A Lagrangian dual relaxation approach to ML MIMO detection: Reinterpreting regularized lattice decoding

Abstract

This paper describes a new approximate maximum-likelihood (ML) MIMO detection approach by studying a Lagrangian dual relaxation (LDR) of ML. Unlike many existing relaxed ML methods, the proposed LDR employs a discrete domain for the problem formulation. We find that the proposed LDR exhibits an intriguing relationship to the lattice decoders (LDs) and the lattice reduction aided (LRA) detectors, both of which have caught much attention recently. Specifically, regularization in LDs, which was proposed to mitigate out-of-bounds symbol effects, can alternatively be interpreted as a way to constrain the symbol decision within bounds in a Lagrangian sense.
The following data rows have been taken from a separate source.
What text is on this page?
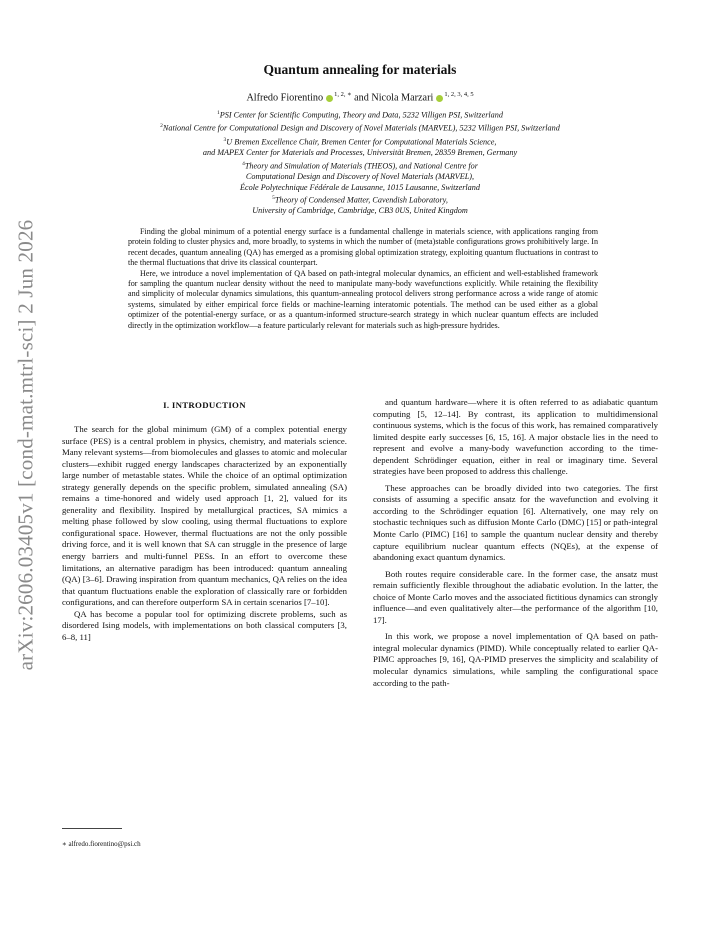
arXiv:2606.03405v1 [cond-mat.mtrl-sci] 2 Jun 2026
Quantum annealing for materials
Alfredo Fiorentino $^{1, 2, ∗}$ and Nicola Marzari $^{1, 2, 3, 4, 5}$
$^1$PSI Center for Scientific Computing, Theory and Data, 5232 Villigen PSI, Switzerland
$^2$National Centre for Computational Design and Discovery of Novel Materials (MARVEL), 5232 Villigen PSI, Switzerland
$^3$U Bremen Excellence Chair, Bremen Center for Computational Materials Science,
and MAPEX Center for Materials and Processes, Universität Bremen, 28359 Bremen, Germany
$^4$Theory and Simulation of Materials (THEOS), and National Centre for
Computational Design and Discovery of Novel Materials (MARVEL),
École Polytechnique Fédérale de Lausanne, 1015 Lausanne, Switzerland
$^5$Theory of Condensed Matter, Cavendish Laboratory,
University of Cambridge, Cambridge, CB3 0US, United Kingdom

Finding the global minimum of a potential energy surface is a fundamental challenge in materials science, with applications ranging from protein folding to cluster physics and, more broadly, to systems in which the number of (meta)stable configurations grows prohibitively large. In recent decades, quantum annealing (QA) has emerged as a promising global optimization strategy, exploiting quantum fluctuations in contrast to the thermal fluctuations that drive its classical counterpart.

Here, we introduce a novel implementation of QA based on path-integral molecular dynamics, an efficient and well-established framework for sampling the quantum nuclear density without the need to manipulate many-body wavefunctions explicitly. While retaining the flexibility and simplicity of molecular dynamics simulations, this quantum-annealing protocol delivers strong performance across a wide range of atomic systems, simulated by either empirical force fields or machine-learning interatomic potentials. The method can be used either as a global optimizer of the potential-energy surface, or as a quantum-informed structure-search strategy in which nuclear quantum effects are included directly in the optimization workflow—a feature particularly relevant for materials such as high-pressure hydrides.

I. INTRODUCTION

The search for the global minimum (GM) of a complex potential energy surface (PES) is a central problem in physics, chemistry, and materials science. Many relevant systems—from biomolecules and glasses to atomic and molecular clusters—exhibit rugged energy landscapes characterized by an exponentially large number of metastable states. While the choice of an optimal optimization strategy generally depends on the specific problem, simulated annealing (SA) remains a time-honored and widely used approach [1, 2], valued for its generality and flexibility. Inspired by metallurgical practices, SA mimics a melting phase followed by slow cooling, using thermal fluctuations to explore configurational space. However, thermal fluctuations are not the only possible driving force, and it is well known that SA can struggle in the presence of large energy barriers and multi-funnel PESs. In an effort to overcome these limitations, an alternative paradigm has been introduced: quantum annealing (QA) [3–6]. Drawing inspiration from quantum mechanics, QA relies on the idea that quantum fluctuations enable the exploration of classically rare or forbidden configurations, and can therefore outperform SA in certain scenarios [7–10].

QA has become a popular tool for optimizing discrete problems, such as disordered Ising models, with implementations on both classical computers [3, 6–8, 11]

and quantum hardware—where it is often referred to as adiabatic quantum computing [5, 12–14]. By contrast, its application to multidimensional continuous systems, which is the focus of this work, has remained comparatively limited despite early successes [6, 15, 16]. A major obstacle lies in the need to represent and evolve a many-body wavefunction according to the time-dependent Schrödinger equation, either in real or imaginary time. Several strategies have been proposed to address this challenge.

These approaches can be broadly divided into two categories. The first consists of assuming a specific ansatz for the wavefunction and evolving it according to the Schrödinger equation [6]. Alternatively, one may rely on stochastic techniques such as diffusion Monte Carlo (DMC) [15] or path-integral Monte Carlo (PIMC) [16] to sample the quantum nuclear density and thereby capture equilibrium nuclear quantum effects (NQEs), at the expense of abandoning exact quantum dynamics.

Both routes require considerable care. In the former case, the ansatz must remain sufficiently flexible throughout the adiabatic evolution. In the latter, the choice of Monte Carlo moves and the associated fictitious dynamics can strongly influence—and even qualitatively alter—the performance of the algorithm [10, 17].

In this work, we propose a novel implementation of QA based on path-integral molecular dynamics (PIMD). While conceptually related to earlier QA-PIMC approaches [9, 16], QA-PIMD preserves the simplicity and scalability of molecular dynamics simulations, while sampling the configurational space according to the path-

∗ alfredo.fiorentino@psi.ch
We handle the LDR problem by using a projected subgradient method. The resultant method may physically be viewed as an adaptive regularization control in which a sequence of LDs are involved. Based on this newly developed insight, we propose two additional iterative LDR-based detectors using LRA decision-feedback (DF) and “lazy” DF. By simulation results, we show that the LDR LRA-DF and lazy-DF detectors yield better symbol error rate performance than the MMSE-regularized LRA-DF and DF detectors, respectively, where the SNR gaps can be more than 3dB.